There are clearly substantial information risks associated with the redaction of sensitive elements from disclosed reports and other formats, risks that the controls don't necessarily fully mitigate.

Yes, controls are fallible and constrained, leaving residual risks. This is hardly Earth-shattering news to any competent professional or enlightened infidel, and yet others are frequently shocked.

A new report* from a research team at the University of Illinois specifically concerns failures in the redaction processes and tools applied to PDF documents. The physical size of redacted text denoted (covered or replaced) with a variable-length black rectangle may give clues as to the original content, while historically a disappointing number of redaction attempts have failed to prevent the original information being recovered simply by removing the cover images or selecting then pasting the underlying text. Doh!

If the original text uses monospaced fonts and left or right paragraph justification, the number of redacted characters is trivial to determine. Proportional fonts and full justification make the information recovery process a little more involved and less accurate but certainly not impossible.

On top of that, there may be many other clues as to the redacted content from the document (e.g. the context and metadata, plus unredacted copies or ) or from other sources (e.g. correlated information), and even wild guesses can reduce the number of possibilities compared to an effectively redacted document. If you work in, say, countersurveillance or counterterrorism actively hunting for moles, spies or whistleblowers in the camp, you may well start with a shortlist of named suspects, significantly increasing the probability of correctly guessing their names from the character counts if they appear in ineptly-redacted disclosures.

Furthermore, there are information risks associated with the redaction and publication process as a whole, including governance and transparency issues. These risks and possible controls are out of scope of the research paper and are largely ignored by redaction standards and advisories such as ISO/IEC 27038, NSA Report # I333-015R-2005 and assorted guidance from the US courts**.

As if that's not enough already, most of the advice in this area concerns redaction of documents produced by office software: redaction of audio and video streams, or databases, or statistical data sets, or biometrics, faces some shared and some novel risks requiring still further controls.

Hinson tip: whispering top secret spy matters in a hotel bathroom with the shower running, or in a tawdry bedsit with the radio turned up loud, is not a terribly effective form of audio redaction. As to spooks using bugs, or laser/microwave monitoring of sound waves on reflective surfaces, or lip-reading through binoculars or drones, well if that kind of stuff truly matters to you, I sincerely hope you know a lot more than me about it!

The assurance aspect intrigues me. Particularly if the risks - the combination of threats, vulnerabilities and impacts, remember - are significant (such as when disclosing reports that name victims, suspects, informants or spies), it makes sense to invest effort into detecting as well as avoiding or preventing redaction failures, but I am not presently aware of any readily-available standards, advice, methods or tools in this area. Of course those too would have information risks (such as access to the redacted documents submitted for testing, plus procedural errors, design flaws, bugs And All That) as information risk spirals away down the plughole.

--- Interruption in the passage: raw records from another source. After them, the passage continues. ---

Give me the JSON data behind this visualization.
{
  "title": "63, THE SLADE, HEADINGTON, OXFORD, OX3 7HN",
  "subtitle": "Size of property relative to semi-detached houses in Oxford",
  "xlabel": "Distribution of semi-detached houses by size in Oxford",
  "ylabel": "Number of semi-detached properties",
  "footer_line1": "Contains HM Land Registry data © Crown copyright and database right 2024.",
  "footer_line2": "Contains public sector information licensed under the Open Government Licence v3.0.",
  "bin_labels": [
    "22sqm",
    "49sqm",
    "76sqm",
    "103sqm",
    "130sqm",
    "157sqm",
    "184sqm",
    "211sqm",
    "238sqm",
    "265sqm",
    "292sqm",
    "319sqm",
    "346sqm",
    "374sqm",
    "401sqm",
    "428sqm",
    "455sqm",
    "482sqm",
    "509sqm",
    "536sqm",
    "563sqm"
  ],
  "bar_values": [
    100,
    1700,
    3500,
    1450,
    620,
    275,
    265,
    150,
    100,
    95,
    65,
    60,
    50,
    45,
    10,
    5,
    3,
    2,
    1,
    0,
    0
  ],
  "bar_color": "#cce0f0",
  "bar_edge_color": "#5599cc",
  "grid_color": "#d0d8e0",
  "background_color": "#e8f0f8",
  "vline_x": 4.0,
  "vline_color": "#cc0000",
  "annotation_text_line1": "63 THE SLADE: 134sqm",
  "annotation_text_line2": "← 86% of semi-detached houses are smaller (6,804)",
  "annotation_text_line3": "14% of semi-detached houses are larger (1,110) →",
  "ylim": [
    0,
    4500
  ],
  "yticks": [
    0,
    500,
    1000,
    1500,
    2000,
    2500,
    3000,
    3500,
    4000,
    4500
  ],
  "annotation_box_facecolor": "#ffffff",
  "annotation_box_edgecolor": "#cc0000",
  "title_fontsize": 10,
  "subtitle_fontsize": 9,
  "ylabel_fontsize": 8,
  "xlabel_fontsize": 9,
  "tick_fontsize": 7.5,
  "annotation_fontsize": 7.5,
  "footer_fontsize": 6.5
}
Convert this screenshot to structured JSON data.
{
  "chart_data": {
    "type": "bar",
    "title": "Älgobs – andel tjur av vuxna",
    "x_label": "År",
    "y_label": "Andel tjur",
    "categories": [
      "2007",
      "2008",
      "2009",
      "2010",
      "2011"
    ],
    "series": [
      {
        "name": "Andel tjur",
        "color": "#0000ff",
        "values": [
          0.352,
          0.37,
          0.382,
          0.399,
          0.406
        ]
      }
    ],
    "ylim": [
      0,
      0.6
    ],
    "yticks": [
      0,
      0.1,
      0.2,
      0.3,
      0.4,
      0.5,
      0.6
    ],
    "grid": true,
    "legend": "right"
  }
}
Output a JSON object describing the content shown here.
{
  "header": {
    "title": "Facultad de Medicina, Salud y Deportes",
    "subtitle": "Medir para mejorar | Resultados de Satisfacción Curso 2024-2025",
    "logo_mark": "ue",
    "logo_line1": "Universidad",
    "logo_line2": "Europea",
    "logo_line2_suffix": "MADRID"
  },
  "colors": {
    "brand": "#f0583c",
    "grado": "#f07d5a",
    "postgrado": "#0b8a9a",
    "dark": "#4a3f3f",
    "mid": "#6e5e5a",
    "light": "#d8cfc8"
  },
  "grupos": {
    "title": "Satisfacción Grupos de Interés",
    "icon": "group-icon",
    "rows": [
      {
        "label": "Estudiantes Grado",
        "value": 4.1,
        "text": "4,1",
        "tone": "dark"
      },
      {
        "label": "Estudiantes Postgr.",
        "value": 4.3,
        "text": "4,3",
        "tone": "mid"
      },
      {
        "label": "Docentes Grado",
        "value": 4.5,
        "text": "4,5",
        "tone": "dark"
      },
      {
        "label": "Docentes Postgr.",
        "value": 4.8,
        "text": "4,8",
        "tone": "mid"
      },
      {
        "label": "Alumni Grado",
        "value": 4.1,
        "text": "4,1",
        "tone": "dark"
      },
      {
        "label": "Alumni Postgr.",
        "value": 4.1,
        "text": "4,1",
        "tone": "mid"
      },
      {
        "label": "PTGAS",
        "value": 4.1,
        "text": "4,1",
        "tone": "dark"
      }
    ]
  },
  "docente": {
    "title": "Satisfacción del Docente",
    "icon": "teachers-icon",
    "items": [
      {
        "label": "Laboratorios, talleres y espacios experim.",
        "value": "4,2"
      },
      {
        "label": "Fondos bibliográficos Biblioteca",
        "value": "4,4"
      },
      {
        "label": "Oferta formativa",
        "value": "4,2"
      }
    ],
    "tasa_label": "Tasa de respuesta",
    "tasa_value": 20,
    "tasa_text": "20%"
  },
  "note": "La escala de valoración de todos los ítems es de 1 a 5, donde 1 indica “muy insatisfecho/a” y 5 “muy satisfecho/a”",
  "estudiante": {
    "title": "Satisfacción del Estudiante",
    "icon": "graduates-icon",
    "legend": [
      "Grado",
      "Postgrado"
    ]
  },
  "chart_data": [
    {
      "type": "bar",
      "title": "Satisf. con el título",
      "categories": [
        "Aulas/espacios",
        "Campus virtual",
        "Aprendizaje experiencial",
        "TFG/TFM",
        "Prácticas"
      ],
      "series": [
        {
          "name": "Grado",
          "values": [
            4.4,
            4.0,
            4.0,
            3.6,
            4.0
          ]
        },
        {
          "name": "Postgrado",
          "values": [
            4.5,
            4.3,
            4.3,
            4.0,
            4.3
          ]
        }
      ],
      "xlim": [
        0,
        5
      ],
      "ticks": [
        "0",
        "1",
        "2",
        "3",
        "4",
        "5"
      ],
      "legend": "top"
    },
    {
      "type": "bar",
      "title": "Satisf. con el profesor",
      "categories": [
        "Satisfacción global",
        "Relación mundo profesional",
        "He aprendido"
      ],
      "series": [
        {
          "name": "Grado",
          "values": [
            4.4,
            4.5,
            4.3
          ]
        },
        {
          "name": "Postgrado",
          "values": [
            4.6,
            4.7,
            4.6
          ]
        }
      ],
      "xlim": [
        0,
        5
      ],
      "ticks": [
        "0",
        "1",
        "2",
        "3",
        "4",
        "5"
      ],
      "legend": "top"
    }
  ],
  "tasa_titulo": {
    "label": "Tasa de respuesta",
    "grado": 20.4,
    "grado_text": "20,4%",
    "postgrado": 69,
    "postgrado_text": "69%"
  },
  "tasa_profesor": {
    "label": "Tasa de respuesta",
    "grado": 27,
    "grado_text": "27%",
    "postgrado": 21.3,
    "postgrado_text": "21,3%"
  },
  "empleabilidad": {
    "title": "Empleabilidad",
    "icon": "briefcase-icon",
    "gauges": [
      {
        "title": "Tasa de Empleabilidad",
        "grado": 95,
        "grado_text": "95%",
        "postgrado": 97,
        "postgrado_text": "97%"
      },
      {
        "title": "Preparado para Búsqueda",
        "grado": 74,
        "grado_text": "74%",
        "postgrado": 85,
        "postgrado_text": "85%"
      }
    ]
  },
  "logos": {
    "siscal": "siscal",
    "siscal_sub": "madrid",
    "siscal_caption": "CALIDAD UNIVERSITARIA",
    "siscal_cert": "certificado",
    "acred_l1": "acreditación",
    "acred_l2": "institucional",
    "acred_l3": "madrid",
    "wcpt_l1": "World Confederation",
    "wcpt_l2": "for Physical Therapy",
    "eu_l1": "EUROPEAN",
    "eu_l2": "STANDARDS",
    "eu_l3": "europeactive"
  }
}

Maybe it's time to accept that redaction, as currently recommended and practiced, is a rotten, unreliable, fragile control. There's a lot to be said for preparing, reviewing and releasing carefully and competently-crafted summaries or precis of important content rather than attempting to redact the originals, or simply of course refusing outright to divulge the information at all or denying its very existence, Ultra-style (provided those information risks are appropriately managed: plughole, here we come again).

* Thanks to someone's heads-up mention on LinkeDin and a piece in Wired for pointing it out.

** By the way, US District Court of the Southern District of Alabama, physically snipping out and shredding pieces of paper containing redacted print may be close to but is not 100% effective. See the 2nd paragraph of this very piece. Security is asymptotic.